What does that mean?
The increasing frequency of cyber-terror attacks on financial institutions heightens the need for credit unions to maintain strong information security protocols.
Frequent incidents have included distributed denial-of-service (DDoS) attacks, which cause Internet-based service outages by overloading network bandwidth or system resources.
DDoS attacks do not directly attempt to steal funds or sensitive personal information, with such attempts to distract attention and/or disable alerting systems.
Key Credit Union Risk Mitigation Strategies
- Performing risk assessments to identify risks associated with DDoS attacks.
- Ensuring incident response programs include a DDoS attack scenario during testing and address activities before, during, and after an attack.
- Performing ongoing third-party due diligence, in particular on Data Processors, Internet and web-hosting service providers, to identify risks and implement appropriate traffic management policies and controls.
DDoS attacks my include attempts to steal member funds or data.
Credit Unions should employ controls described in the 2011 FFIEC supplement to guidance on Authentication in an Internet Banking Environment.
General risk mitigation practices for credit unions with networks that face the Internet include:
- Maintaining strong information security awareness training programs for employees and members.
- Utilize transaction monitoring, verification procedures, and appropriate limits commensurate with the risk of applicable funds transfers.
Implementing strong controls over computers used to process commercial payments, including but not limited to:
- Multi-factor authentication.
- Removal of hardware tokens upon session completion.
- Prohibited or highly filter use of Internet browsing.
- Dedicated, corporate-owned systems without administrator privileges.
- Following network and application security best practices with regard to configuring systems, patch management, and security testing.
In Appendix A to Part 748 of NCUA’s Rules and Regulations requires credit unions to monitor systems to detect actual and attempted attacks on or intrusions into member information systems.
NCUA also encourages credit unions to participate in information-sharing organizations, such as industry trade groups and the Financial Services Information Sharing and Analysis Center (FS-ISAC), http://www.fsisac.com.
The FS-ISAC is the global resource for the financial industry for cyber and physical threat intelligence analysis and sharing.

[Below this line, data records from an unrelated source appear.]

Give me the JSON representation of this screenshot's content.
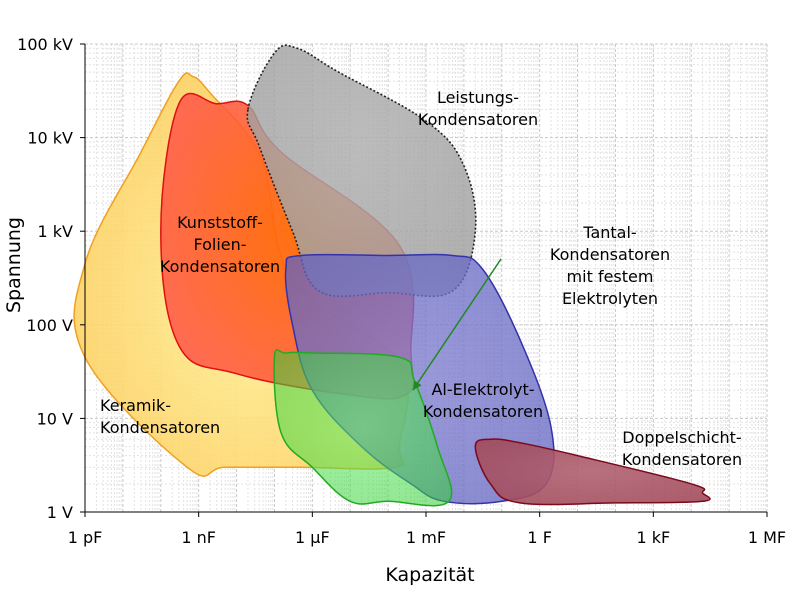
{
  "chart_data": {
    "type": "area",
    "xlabel": "Kapazität",
    "ylabel": "Spannung",
    "x_scale": "log",
    "y_scale": "log",
    "xlim": [
      1e-12,
      1000000.0
    ],
    "ylim": [
      1,
      100000
    ],
    "x_ticks": [
      {
        "value": 1e-12,
        "label": "1 pF"
      },
      {
        "value": 1e-09,
        "label": "1 nF"
      },
      {
        "value": 1e-06,
        "label": "1 µF"
      },
      {
        "value": 0.001,
        "label": "1 mF"
      },
      {
        "value": 1,
        "label": "1 F"
      },
      {
        "value": 1000.0,
        "label": "1 kF"
      },
      {
        "value": 1000000.0,
        "label": "1 MF"
      }
    ],
    "y_ticks": [
      {
        "value": 1,
        "label": "1 V"
      },
      {
        "value": 10,
        "label": "10 V"
      },
      {
        "value": 100,
        "label": "100 V"
      },
      {
        "value": 1000,
        "label": "1 kV"
      },
      {
        "value": 10000,
        "label": "10 kV"
      },
      {
        "value": 100000,
        "label": "100 kV"
      }
    ],
    "grid": true,
    "series": [
      {
        "name": "Keramik-Kondensatoren",
        "label_lines": [
          "Keramik-",
          "Kondensatoren"
        ],
        "fill": "#fcc54b",
        "stroke": "#f0a020",
        "outline": [
          [
            1e-12,
            450
          ],
          [
            3e-11,
            7000
          ],
          [
            3e-10,
            40000
          ],
          [
            7e-10,
            45000
          ],
          [
            2e-09,
            30000
          ],
          [
            4.5e-08,
            6000
          ],
          [
            3e-07,
            300
          ],
          [
            0.0002,
            40
          ],
          [
            0.0002,
            5
          ],
          [
            0.00015,
            3
          ],
          [
            5e-07,
            3
          ],
          [
            5e-09,
            3
          ],
          [
            5e-10,
            3
          ],
          [
            1e-12,
            45
          ]
        ]
      },
      {
        "name": "Kunststoff-Folien-Kondensatoren",
        "label_lines": [
          "Kunststoff-",
          "Folien-",
          "Kondensatoren"
        ],
        "fill": "#ff5a00",
        "stroke": "#e01010",
        "outline": [
          [
            1e-10,
            1000
          ],
          [
            3e-10,
            23000
          ],
          [
            3e-09,
            23000
          ],
          [
            2e-08,
            22000
          ],
          [
            1.5e-07,
            7000
          ],
          [
            0.0002,
            700
          ],
          [
            0.0004,
            50
          ],
          [
            0.0003,
            18
          ],
          [
            8e-06,
            18
          ],
          [
            1e-08,
            30
          ],
          [
            3e-10,
            60
          ]
        ]
      },
      {
        "name": "Leistungs-Kondensatoren",
        "label_lines": [
          "Leistungs-",
          "Kondensatoren"
        ],
        "fill": "#9a9a9a",
        "stroke": "#222222",
        "outline": [
          [
            2e-08,
            20000
          ],
          [
            1e-07,
            80000
          ],
          [
            4e-07,
            90000
          ],
          [
            5e-06,
            50000
          ],
          [
            0.001,
            15000
          ],
          [
            0.01,
            5000
          ],
          [
            0.02,
            1000
          ],
          [
            0.005,
            230
          ],
          [
            0.0001,
            220
          ],
          [
            1.5e-06,
            230
          ],
          [
            3e-07,
            1000
          ],
          [
            4e-08,
            8000
          ]
        ]
      },
      {
        "name": "Al-Elektrolyt-Kondensatoren",
        "label_lines": [
          "Al-Elektrolyt-",
          "Kondensatoren"
        ],
        "fill": "#7b7bd0",
        "stroke": "#3333aa",
        "outline": [
          [
            2e-07,
            400
          ],
          [
            5e-07,
            550
          ],
          [
            0.0001,
            550
          ],
          [
            0.005,
            550
          ],
          [
            0.03,
            400
          ],
          [
            0.3,
            70
          ],
          [
            2,
            8
          ],
          [
            1.5,
            2
          ],
          [
            0.1,
            1.3
          ],
          [
            0.003,
            1.3
          ],
          [
            0.0004,
            2
          ],
          [
            2e-05,
            5
          ],
          [
            1e-06,
            20
          ],
          [
            3e-07,
            100
          ]
        ]
      },
      {
        "name": "Tantal-Kondensatoren mit festem Elektrolyten",
        "label_lines": [
          "Tantal-",
          "Kondensatoren",
          "mit festem",
          "Elektrolyten"
        ],
        "fill": "#55ee55",
        "stroke": "#22aa22",
        "outline": [
          [
            1e-07,
            45
          ],
          [
            2e-07,
            50
          ],
          [
            1e-06,
            50
          ],
          [
            0.0002,
            45
          ],
          [
            0.0005,
            25
          ],
          [
            0.002,
            5
          ],
          [
            0.004,
            1.3
          ],
          [
            0.0001,
            1.3
          ],
          [
            1e-05,
            1.3
          ],
          [
            1e-06,
            3
          ],
          [
            1.5e-07,
            7
          ]
        ]
      },
      {
        "name": "Doppelschicht-Kondensatoren",
        "label_lines": [
          "Doppelschicht-",
          "Kondensatoren"
        ],
        "fill": "#a85060",
        "stroke": "#7a0a1a",
        "outline": [
          [
            0.02,
            5
          ],
          [
            0.05,
            6
          ],
          [
            0.3,
            5.5
          ],
          [
            10,
            4
          ],
          [
            10000.0,
            2
          ],
          [
            20000.0,
            1.6
          ],
          [
            20000.0,
            1.3
          ],
          [
            100,
            1.25
          ],
          [
            0.3,
            1.25
          ],
          [
            0.05,
            2
          ]
        ]
      }
    ],
    "annotation": {
      "text_series": "Tantal-Kondensatoren mit festem Elektrolyten",
      "arrow_from": [
        2,
        80
      ],
      "arrow_to": [
        0.00045,
        20
      ],
      "color": "#228822"
    }
  }
}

FS-ISAC is unique in that it was created by members, for members and operates as a member-owned nonprofit entity.
The FS-ISAC also provides an anonymous information sharing capability across the entire financial services industry.
Upon receiving a submission, industry experts verify and analyze the threat and identify any recommended solutions before alerting FS-ISAC members.
This assures that member firms receive the latest tried-and-true procedures and best practices for guarding against known and emerging security threats.
In addition, the United States Computer Emergency Readiness Team (US-CERT), http://www.us-cert.gov, provides information on the methods used to launch attacks and risk mitigation tactics to reduce their impact.
The US-CERT leads efforts to improve the Nation’s cybersecurity posture, coordinate cyber information sharing, and proactively manage cyber risks to the Nation while protecting the constitutional rights of Americans.
US-CERT strives to be a trusted global leader in cybersecurity—collaborative, agile, and responsive in a dynamic and complex environment. You can subscribe to US-CERT’s mailing lists and feeds.
In conclusion, it is very important for Credit Unions to put controls in place to monitoring transaction to detect system anomalies and ensure verification procedures with both internal systems and third party vendors.
If you combine that with strong information security awareness training programs for employees and members you are well on your way to managed and educated Credit Union environment.